Mammoth Networks is among the smaller companies occupying the board but it has two representatives, including Jane Blackstone. Her Linkedin identifies her as a consultant whose only client is Mammoth.
She used to work as the Steamboat Springs Chamber Economic Development Director, but her title on the broadband board is “Unserved Western Slope.” Meanwhile, Brian Wagner of Mammoth has the only other seat that most recipients of these grants could occupy, the wireline, that’s appointed by the governor.
Few of these large companies are working to install new fiber, the future of broadband. Most protect existing territory, wringing profits from aging copper lines and coaxial cable.
That means the current broadband deployment board speaks for the past. Their interests are not to aid rural areas with small populations, though that is exactly who the board has a mandate to help — any town or area with less than 7500 people.
For perspective, in the 1930s, the federal government came into rural areas and lit them up with electricity and provided universal telephone access.
In 2019, it’s big corporations who rule, and the building of rural broadband, which is the necessary infrastructure of the modern era, lies in the hands of Denver politicians who, at times, use it for political patronage.
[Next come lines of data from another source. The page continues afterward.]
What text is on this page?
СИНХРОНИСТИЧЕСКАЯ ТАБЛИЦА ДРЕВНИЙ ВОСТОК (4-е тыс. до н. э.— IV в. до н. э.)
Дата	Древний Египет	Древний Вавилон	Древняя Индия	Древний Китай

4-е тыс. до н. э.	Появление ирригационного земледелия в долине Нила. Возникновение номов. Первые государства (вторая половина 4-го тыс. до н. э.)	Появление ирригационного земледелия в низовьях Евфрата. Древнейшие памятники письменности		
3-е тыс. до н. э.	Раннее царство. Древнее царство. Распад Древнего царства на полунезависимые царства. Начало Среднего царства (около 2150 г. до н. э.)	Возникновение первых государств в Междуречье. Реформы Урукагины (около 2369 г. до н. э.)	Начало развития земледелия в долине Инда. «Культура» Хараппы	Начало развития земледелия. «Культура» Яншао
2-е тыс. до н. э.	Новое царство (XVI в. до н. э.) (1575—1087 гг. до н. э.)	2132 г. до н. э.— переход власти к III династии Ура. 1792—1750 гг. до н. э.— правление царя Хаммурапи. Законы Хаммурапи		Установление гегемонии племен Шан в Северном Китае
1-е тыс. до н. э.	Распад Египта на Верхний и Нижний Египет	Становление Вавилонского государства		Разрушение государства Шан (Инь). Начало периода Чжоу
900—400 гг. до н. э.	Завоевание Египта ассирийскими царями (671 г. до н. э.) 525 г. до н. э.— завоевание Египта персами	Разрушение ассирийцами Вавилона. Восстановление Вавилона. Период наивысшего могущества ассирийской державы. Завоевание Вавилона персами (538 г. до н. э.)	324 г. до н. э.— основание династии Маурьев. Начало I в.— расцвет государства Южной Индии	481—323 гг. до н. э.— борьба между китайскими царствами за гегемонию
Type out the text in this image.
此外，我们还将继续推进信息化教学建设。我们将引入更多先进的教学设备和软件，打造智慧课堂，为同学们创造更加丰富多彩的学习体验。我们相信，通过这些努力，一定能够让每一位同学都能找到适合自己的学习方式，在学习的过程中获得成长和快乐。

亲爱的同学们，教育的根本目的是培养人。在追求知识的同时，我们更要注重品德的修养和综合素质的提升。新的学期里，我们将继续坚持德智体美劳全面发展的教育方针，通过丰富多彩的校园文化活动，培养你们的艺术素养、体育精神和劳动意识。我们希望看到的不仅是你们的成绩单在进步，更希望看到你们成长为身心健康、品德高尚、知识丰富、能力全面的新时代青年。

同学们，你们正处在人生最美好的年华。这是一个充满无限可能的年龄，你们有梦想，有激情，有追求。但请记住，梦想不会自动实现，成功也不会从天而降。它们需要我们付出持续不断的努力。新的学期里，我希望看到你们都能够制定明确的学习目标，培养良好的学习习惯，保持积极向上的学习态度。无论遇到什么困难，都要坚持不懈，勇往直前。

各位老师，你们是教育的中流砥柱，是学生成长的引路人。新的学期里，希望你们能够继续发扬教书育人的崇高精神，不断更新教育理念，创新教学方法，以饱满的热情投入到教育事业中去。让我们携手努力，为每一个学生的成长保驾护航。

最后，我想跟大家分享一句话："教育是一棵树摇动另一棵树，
Meanwhile, Gov. Jared Polis has left two of his six appointments vacant, one vacant since before his election. It seems inexplicable that KC Becker can appoint someone overnight but the governor’s appointees are stalled. The office of Gov. Polis did not respond to my requests for an interview.
The cynic in me believes that the broadband board is a club, a good old boys club. This club carries on old traditions and honors old dynasties.
New members need not apply.
David Marston owns commercial property in Delta County and lives in New York City.